For the first time she has a home workspace, not to mention a washer and dryer. And there is the proximity to work. “I live above my bookshop,” she said. “There’s something ineffable about that and I can’t even put a price on it. I’m really lucky.”

When she’s not running the shop, she’s teaching a class or two of creative writing at New York University each semester or working on her own writing. “I’m surrounded by other writers and artists and language so I’m constantly inspired.”

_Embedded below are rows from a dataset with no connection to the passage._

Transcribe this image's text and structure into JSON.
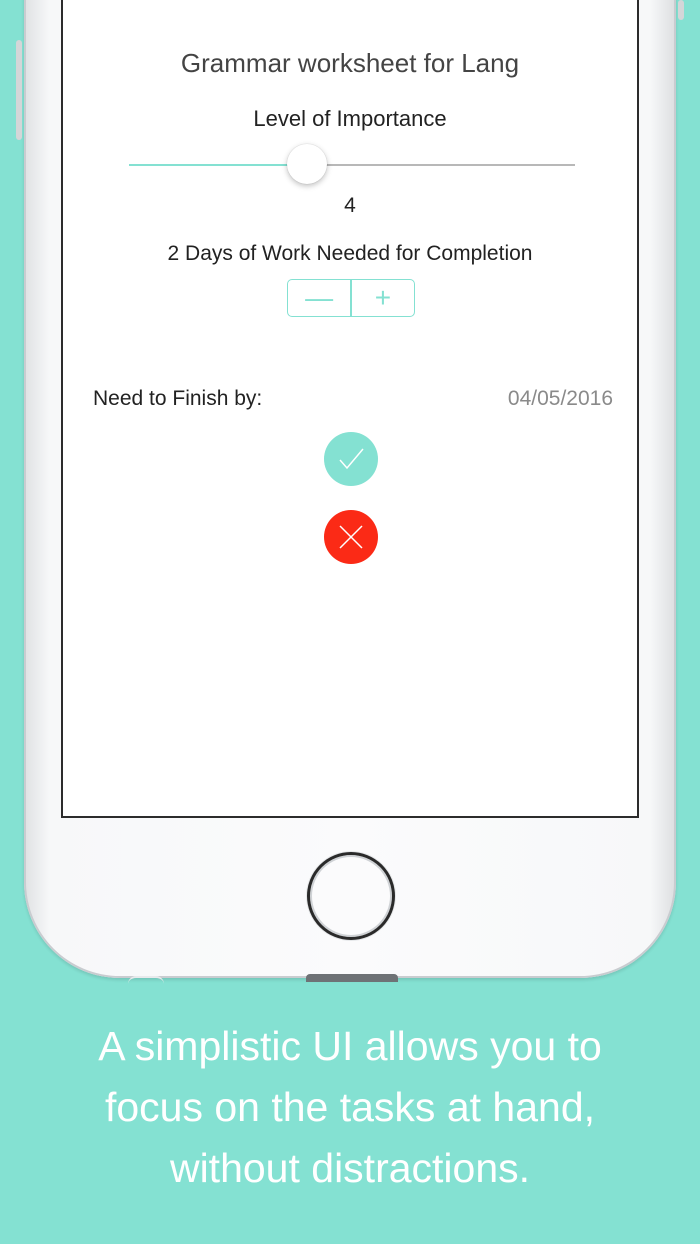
{
  "screen": {
    "task_title": "Grammar worksheet for Lang",
    "importance": {
      "label": "Level of Importance",
      "value": "4",
      "min": 1,
      "max": 10,
      "fraction": 0.4
    },
    "work_days": {
      "label": "2 Days of Work Needed for Completion",
      "decrement_symbol": "—",
      "increment_symbol": "+"
    },
    "deadline": {
      "label": "Need to Finish by:",
      "date": "04/05/2016"
    },
    "actions": {
      "confirm_icon": "checkmark-icon",
      "cancel_icon": "x-icon"
    }
  },
  "caption": {
    "lines": [
      "A simplistic UI allows you to",
      "focus on the tasks at hand,",
      "without distractions."
    ]
  },
  "colors": {
    "background": "#84e1d2",
    "accent": "#84e1d2",
    "danger": "#fb2a16",
    "date_text": "#8a8a8a"
  }
}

She makes the shop — and the backyard — available to writers and other artists throughout the year, offering a sliding scale for the event fees that help cover the rent. “I have a lot of events and gatherings, readings, film screenings — all sorts of things,” she said. “Which is what I always wanted. I never just wanted to be a bookseller. I wanted to have a space for people.”

One benefit of living above her own shop: She never gets noise complaints when the nights run long.

“The fact that I’m able to do this and live like this feels too good to be true,” she said. “I’m just trying to do as much as I can and enjoy it as much as I can.”